В такой резкой форме никто не говаривал с Умновым, и он вдруг первый раз понял, что его легко могут заменить в любой момент, и от неожиданности растерялся, беспомощно поглядел на Оглоблина. Семен Григорьевич был противником всяких решительных мер для деревни, но спорить с Мошкиным не собирался, однако нашел необходимым взять под защиту Умнова:
— Он верно ответил вам, товарищ Мошкин: деревня неоднородна по своему составу. И нам пора понять ее, пора научиться говорить с мужиком как с равным, на доброжелательном деловом языке. А вы сразу с корнем выпахать, ударить, а метод этот — одной рукой за горло, другой — за кошель — осужден съездом. Трудовая деревня, товарищ Мошкин, — не колония вам, а союзник рабочего класса. Это оппозиция призывала не лицом к деревне, а кулаком. Ведь это оппозиция требовала принудительный заем для деревни, принудительный загон середняка в кооперативы, но съезд отмел всю эту вредную чепуху. В докладе о деревне прямо сказано: в дальнейшем нам очень пригодятся важные в социалистическом строительстве в деревне навыки осмотрительности, неторопливости, постепенности. Поймите это.
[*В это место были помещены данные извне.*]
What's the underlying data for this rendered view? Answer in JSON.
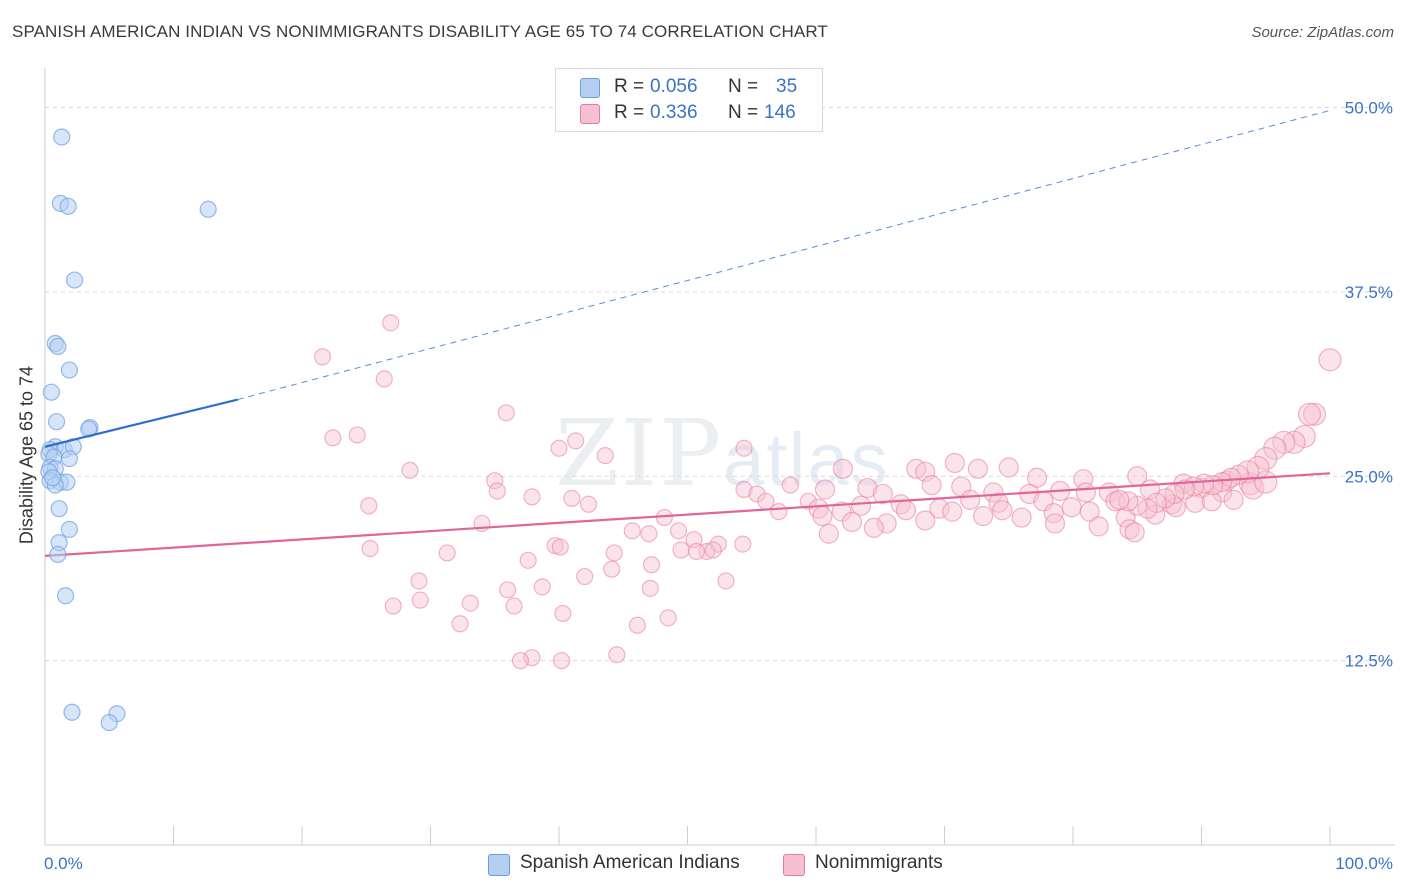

Мошкин не ожидал возражения Оглоблина и озадаченно умолк, но ненадолго. Насторожившись и вкрадчиво выцеливая прищуром глаза Оглоблина, спросил:
— А позвольте, Семен Григорьевич, один вопросик. Только один. По-вашему, и кулака надо терпеть, поскольку середняк чуть ли не родным братом рабочего класса сделался?
Умнов выжидательно лизнул подрез усов: ему вдруг понравился ежистый заготовитель, вероятно не умевший скруглять углов в разговоре, хотелось знать, что ответит Оглоблин, который откровенно печется за крепкого мужика. Он весь на стороне этого мужика.
— Не у места вы завели этот разговор, товарищ Мошкин.
— Да, конечно, — согласился Мошкин и, глубоко всосав свою тонкую дубленую щеку, нервно помял ее зубами: — И не говорить нельзя, Семен Григорьевич. Ведь с деревней все равно что-то надо делать. Она скоро вся окулачится, и рабочий пролетариат пойдет к ней попрошайкой. Чтобы быть кратким, Семен Григорьевич, скажу: до весны надо все деревни поголовно объединить в кооперативы. Разом и повально. Вопрос поставить, или — или. Или ты — кооперируешься, или — на Конду. А уж кулака — это само собой. Если мы позволим нынче частнику засеять свои наделы, считай, что господин мужичок-паучок затянет нас в свои тенета и оставит без хлеба. Это как пить дать.
Семен Григорьевич пальцем поманил официантку, расплатился и хотел подняться из-за стола, но Мошкин удержал его:
— Так как же нам быть с деревней, Семен Григорьевич, если она все больше уходит из наших рук? Мужик обжиреет, не всякой дробью его проймешь.
У Оглоблина красно и туго налилась шея, от нее густой румянец потек по скулам.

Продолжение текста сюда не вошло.